MEDANHEADLINES, – Salah satu tantangan terbesar yang dihadapi masyarakat demokrasi global di abad informasi ini adalah menjaga tatanan sosial yang stabil dalam menghadapi perubahan teknologi dan ekonomi dan juga moral yang dinamis. Setiap ekonomi-teknologi berubah maka institusi sosial-politik pun ikut berubah. Pada negara-negara maju (ekonomi) sudah lama terjadi konvergensi lembaga-lembaga ekonomi-politik. Jika terjadi keguncangan ekonomi maka politik (supra-infrastruktur politik) juga akan mengalami keguncangan. Menjaga stabilitas ekonomi (kemakmuran) menjadi penting sebagai prasyarat kondisi politik yang stabil. Para pemilih justru tidak datang ke bilik suara untuk membuktikan bahwa mereka menikmati kemakmuran dan percaya pada pemerintah.

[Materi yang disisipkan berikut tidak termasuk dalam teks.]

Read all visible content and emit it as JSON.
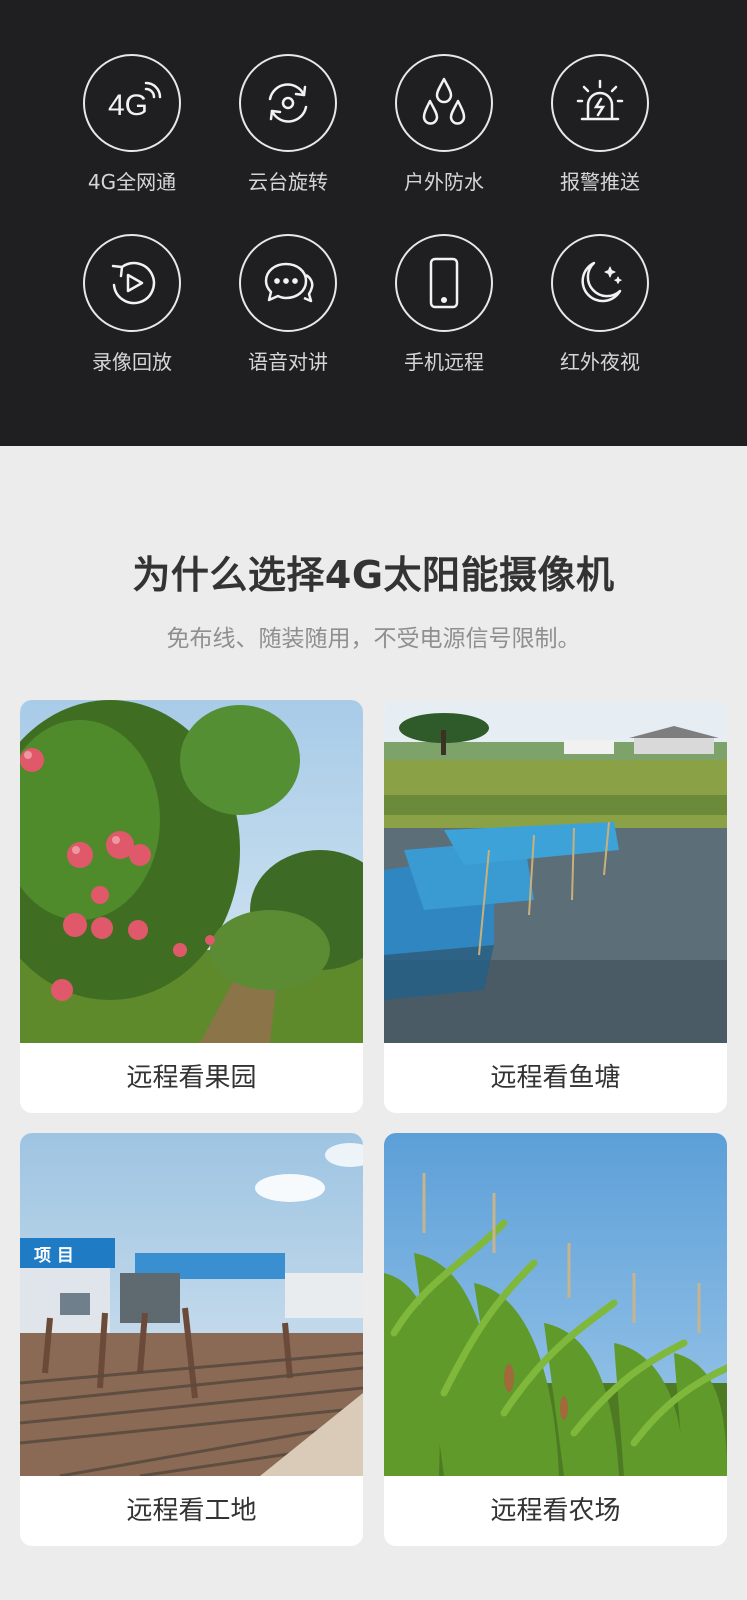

Satu yang penting namun selalu diabaikan adalah melihat hubungan moral dan sosial dengan demokrasi. Negara-negara liberal/demokrasi cenderung kurang tanggap karena mereka selalu menempelkan masalah moral pada ranah individu dan memisahkannya dari negara (sekuler). Liberalisme menghempang setiap pembicaraan moral-agama yang multi-tafsir, dan dianggap sudah kuno dan menggantinya dengan fitur-fitur relasi sosial yang modern seperti toleransi, etika publik, kemajemukan, rasional, kesetaraan, patuh pada hukum dan mengedepankan individualistik. Penciptaan aturan hukum adalah salah satu prestasi yang dianggap paling membanggakan dari peradaban Barat.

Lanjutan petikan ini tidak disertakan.